「何かあった時どうする?」を
話し合うきっかけに

 親のライフスタイルに合う機種が決まったら、次は「どう着けてもらうか」が重要になる。離れて暮らす親の体調を心配して勧めても、「まだ世話にはならない」と返されるかもしれない。高齢者の親にもプライドがあり、監視されているような拒否感を抱く人もいるだろう。

 では、拒否感を抱かれないように伝えるにはどうすればいいか。ひとつの方法は、「不測の事態に高齢者本人の意思を伝えるツールになる」と説明することだ。

 例えば、前述のようにスマートウォッチには転倒検知機能がある。強い衝撃を検知し、その後一定時間反応がない場合、自動的に緊急通報画面が表示される。これを単なる救助機能として説明したのでは理解は得られにくい。その場合、購入時の設定を家族と一緒に行いながら、高齢者本人の意思を確認することが重要だ。

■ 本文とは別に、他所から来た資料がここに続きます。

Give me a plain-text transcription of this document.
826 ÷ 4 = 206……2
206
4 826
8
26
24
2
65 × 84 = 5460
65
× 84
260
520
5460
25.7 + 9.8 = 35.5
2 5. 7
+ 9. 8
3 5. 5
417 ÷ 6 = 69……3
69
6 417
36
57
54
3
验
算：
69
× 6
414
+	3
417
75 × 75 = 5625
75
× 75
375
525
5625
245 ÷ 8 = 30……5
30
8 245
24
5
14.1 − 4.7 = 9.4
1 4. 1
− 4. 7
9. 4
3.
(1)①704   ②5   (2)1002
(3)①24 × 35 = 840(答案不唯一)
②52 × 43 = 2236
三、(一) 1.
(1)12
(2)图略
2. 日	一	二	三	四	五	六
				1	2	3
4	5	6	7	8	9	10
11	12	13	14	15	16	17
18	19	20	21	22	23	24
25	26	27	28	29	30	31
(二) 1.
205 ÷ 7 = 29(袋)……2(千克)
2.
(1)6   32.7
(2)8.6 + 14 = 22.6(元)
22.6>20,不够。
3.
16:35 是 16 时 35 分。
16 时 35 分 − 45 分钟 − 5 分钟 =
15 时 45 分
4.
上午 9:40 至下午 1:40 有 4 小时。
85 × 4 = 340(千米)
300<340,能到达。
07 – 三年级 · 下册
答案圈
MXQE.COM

「倒れた時、自分で意思表示できなくなる可能性があります。その時に“誰へ連絡してほしいか”“どう対応してほしいか”を、スマートウォッチで提示できることを話すと納得してもらいやすくなります。もし倒れた時どうするか、といった話題は大事な話であっても、正面をきってなかなか話しづらいものです。だからこそ、『ここに緊急連絡先を入れられるけど、どうする?』と、新しいスマートウォッチの設定を“入り口”にできるといいですよね。そして、それが高齢者ご自身の自己決定や尊厳を守ることにもつながります」

 もちろんスマートウォッチは万能ではない。誤検知もあれば、通信環境やバッテリーに依存するという弱点もある。それでも、「倒れてから発見されるまでの時間」を短くできる可能性があるなら、検討する価値はあるだろう。

 転倒や急病は予測できない。そして多くの場合、それは「誰にも気づかれない状況」で起きる。見守りの本質は、“完璧な安全”ではなく“発見の遅れを減らすこと”にある。そのうえでコスト・心理負担・実効性のバランスを考えれば、スマートウォッチが現実的な選択肢のひとつになることは間違いない。